If you have a front-stage process describing the steps you’ll travel together to achieve your client’s goals, I suggest describing that process in detail just prior to asking for the commitment. Legal, tax and financial professionals too often instead provide what they believe is the actual answer to the client’s issues. That’s something you should avoid until getting the client’s commitment. Besides, you probably haven’t gathered enough information to provide end-result answers anyway. Believe me when I tell you that your clients will appreciate understanding the process. If they have the right mindset, you’re likely off to a great relationship.

Close the Gap

The Experience Gap explains what many legal, tax and financial professionals intuitively knew but couldn’t put their finger on as to why it’s common to quote a fee below the value of the service that your firm is about to provide. Now that you understand it, you can take steps necessary to close the gap between your clients’ perception as to the value you’re about to deliver and the exceptional experience that they’ll pay handsomely for. 

The more you work on closing this gap, the easier it will get.
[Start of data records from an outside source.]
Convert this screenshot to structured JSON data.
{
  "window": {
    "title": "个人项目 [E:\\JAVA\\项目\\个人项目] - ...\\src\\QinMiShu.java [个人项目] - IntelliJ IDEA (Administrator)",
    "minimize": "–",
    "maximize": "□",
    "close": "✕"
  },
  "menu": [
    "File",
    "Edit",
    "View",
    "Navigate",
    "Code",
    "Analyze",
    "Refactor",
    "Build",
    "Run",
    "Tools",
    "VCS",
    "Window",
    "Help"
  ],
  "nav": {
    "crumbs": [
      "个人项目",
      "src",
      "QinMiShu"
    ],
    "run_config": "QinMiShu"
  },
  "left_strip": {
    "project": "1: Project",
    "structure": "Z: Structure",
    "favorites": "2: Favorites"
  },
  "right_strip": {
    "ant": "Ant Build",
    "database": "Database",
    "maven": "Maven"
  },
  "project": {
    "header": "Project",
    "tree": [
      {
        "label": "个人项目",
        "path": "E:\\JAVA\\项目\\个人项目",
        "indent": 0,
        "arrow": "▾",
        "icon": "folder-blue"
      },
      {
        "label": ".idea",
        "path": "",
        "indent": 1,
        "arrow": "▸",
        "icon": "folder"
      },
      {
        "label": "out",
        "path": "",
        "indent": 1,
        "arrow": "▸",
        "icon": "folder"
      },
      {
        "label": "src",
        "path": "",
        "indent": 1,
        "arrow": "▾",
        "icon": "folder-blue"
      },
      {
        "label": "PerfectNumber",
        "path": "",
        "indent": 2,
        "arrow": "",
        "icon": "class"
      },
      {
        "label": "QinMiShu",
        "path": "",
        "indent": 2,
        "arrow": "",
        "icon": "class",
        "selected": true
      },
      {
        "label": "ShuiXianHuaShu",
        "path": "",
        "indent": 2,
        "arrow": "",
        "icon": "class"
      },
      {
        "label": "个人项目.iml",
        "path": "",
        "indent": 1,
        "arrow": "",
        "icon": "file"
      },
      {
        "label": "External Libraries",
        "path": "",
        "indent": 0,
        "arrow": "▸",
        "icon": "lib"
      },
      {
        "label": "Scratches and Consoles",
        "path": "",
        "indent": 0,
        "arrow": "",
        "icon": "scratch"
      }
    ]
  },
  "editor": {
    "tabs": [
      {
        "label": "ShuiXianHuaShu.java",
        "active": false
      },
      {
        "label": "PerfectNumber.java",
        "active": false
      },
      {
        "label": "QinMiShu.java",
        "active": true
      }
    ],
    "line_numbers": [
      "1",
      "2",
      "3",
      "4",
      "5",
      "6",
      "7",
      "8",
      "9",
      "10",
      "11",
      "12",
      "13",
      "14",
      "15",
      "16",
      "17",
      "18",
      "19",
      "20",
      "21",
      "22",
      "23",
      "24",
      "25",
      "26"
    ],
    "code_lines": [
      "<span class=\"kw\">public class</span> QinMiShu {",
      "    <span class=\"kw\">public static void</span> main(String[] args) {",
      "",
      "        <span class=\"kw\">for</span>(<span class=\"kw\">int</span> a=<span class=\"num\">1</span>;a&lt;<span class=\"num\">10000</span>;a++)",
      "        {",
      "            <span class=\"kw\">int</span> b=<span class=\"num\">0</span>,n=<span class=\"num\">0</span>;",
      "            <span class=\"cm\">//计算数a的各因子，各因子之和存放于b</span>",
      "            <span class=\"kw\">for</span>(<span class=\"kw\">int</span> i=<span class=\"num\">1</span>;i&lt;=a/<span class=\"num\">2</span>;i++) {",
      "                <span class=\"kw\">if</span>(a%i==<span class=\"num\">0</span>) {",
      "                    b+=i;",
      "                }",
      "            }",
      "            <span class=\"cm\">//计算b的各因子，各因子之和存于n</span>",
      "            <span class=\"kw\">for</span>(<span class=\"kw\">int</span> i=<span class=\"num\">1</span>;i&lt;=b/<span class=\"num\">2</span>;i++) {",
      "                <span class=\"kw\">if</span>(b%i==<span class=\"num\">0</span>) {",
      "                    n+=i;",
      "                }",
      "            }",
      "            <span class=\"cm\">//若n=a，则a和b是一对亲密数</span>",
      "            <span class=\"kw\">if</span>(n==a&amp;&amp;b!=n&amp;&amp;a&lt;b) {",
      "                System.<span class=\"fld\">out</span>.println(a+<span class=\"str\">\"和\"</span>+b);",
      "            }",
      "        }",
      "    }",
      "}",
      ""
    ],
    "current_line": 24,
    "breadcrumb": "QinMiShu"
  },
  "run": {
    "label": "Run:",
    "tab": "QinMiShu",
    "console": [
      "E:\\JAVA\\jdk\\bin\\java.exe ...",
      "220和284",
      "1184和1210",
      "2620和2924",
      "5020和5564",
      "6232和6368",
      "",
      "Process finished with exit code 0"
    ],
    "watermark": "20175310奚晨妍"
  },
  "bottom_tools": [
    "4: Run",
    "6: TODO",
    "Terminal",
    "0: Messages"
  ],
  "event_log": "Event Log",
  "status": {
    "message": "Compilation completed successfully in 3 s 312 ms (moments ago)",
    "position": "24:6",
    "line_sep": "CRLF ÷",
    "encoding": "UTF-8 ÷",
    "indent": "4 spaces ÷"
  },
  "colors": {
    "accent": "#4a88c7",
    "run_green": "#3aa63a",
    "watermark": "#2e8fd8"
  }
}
Just like any improvement you make in your practice, it will take time and effort to perfect your process and that of your team.       

Endnotes

1. “The Experience Gap” concept is copyright and trademarked by The Freedom Practice.

2. Gordon E. Moore, “Cramming More Components Onto Integrated Circuits” (April 19, 1965), http://cmore.soest.hawaii.edu/summercourse/2014/documents/Karl_05-27/Moore_1965.pdf

3. Jeff Thull, “Avoid the Commoditization Trap,” www.forbes.com/2010/04/23/commoditization-trap-branding-leadership-managing-marketing.html#739ad340166a.

4. Mary Ellen Biery and Sageworks Stats, “The 15 Least Profitable Industries In The U.S.,” Forbes, www.forbes.com/sites/sageworks/2016/10/03/the-15-least-profitable-industries-in-the-u-s/#2a079dde618a.

5. Thomson Reuters and The Georgetown University Law Center, “2017 Report on the State of the Legal Market,” www.thomsonreuters.com/en/press-releases/2017/january/2017-report-on-the-state-of-the-legal-market.html.

6. B.J. Pine and J.H. Gilmore, The Experience Economy, Boston: Harvard Business School (2011).

7. www.wealthmanagement.com/author/Craig%20R.-Hersch.